I think that M0rkHaV has the right idea. Scikit-learn's pipeline class is a useful tool for encapsulating multiple different transformers alongside an estimator into one object, so that you only have to call your important methods once (fit()
, predict()
, etc). Let's break down the two major components:
Transformers are classes that implement both fit()
and transform()
. You might be familiar with some of the sklearn preprocessing tools, like TfidfVectorizer
and Binarizer
. If you look at the docs for these preprocessing tools, you'll see that they implement both of these methods. What I find pretty cool is that some estimators can also be used as transformation steps, e.g.

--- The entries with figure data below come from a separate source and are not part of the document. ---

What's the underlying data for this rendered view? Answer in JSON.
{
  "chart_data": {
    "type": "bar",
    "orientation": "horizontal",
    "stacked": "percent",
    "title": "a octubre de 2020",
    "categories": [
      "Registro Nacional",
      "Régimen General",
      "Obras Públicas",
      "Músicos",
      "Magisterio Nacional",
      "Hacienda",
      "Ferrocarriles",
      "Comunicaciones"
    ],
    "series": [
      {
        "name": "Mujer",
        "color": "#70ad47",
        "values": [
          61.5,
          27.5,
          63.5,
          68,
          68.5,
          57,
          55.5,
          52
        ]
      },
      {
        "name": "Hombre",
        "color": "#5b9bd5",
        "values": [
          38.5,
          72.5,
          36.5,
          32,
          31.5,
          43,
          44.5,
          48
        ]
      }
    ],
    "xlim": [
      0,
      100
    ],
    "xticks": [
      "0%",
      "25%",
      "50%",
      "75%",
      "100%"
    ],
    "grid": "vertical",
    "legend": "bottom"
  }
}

LinearSVC
!
Estimators are classes that implement both fit()
and predict()
. You'll find that many of the classifiers and regression models implement both these methods, and as such you can readily test many different models. It is possible to use another transformer as the final estimator (i.e., it doesn't necessarily implement predict()
, but definitely implements fit()
). All this means is that you wouldn't be able to call predict()
.
As for your edit: let's go through a text-based example. Using LabelBinarizer, we want to turn a list of labels into a list of binary values.
bin = LabelBinarizer() #first we initialize
vec = ['cat', 'dog', 'dog', 'dog'] #we have our label list we want binarized
Now, when the binarizer is fitted on some data, it will have a structure called classes_
that contains the unique classes that the transformer 'knows' about. Without calling fit()
the binarizer has no idea what the data looks like, so calling transform()
wouldn't make any sense. This is true if you print out the list of classes before trying to fit the data.
print bin.classes_
I get the following error when trying this:
AttributeError: 'LabelBinarizer' object has no attribute 'classes_'
But when you fit the binarizer on the vec
list:
bin.fit(vec)
and try again
print bin.classes_
I get the following:
['cat' 'dog']
print bin.transform(vec)
And now, after calling transform on the vec
object, we get the following:
[[0]
[1]
[1]
[1]]
As for estimators being used as transformers, let us use the DecisionTree
classifier as an example of a feature-extractor. Decision Trees are great for a lot of reasons, but for our purposes, what's important is that they have the ability to rank features that the tree found useful for predicting. When you call transform()
on a Decision Tree, it will take your input data and find what it thinks are the most important features. So you can think of it transforming your data matrix (n rows by m columns) into a smaller matrix (n rows by k columns), where the k columns are the k most important features that the Decision Tree found.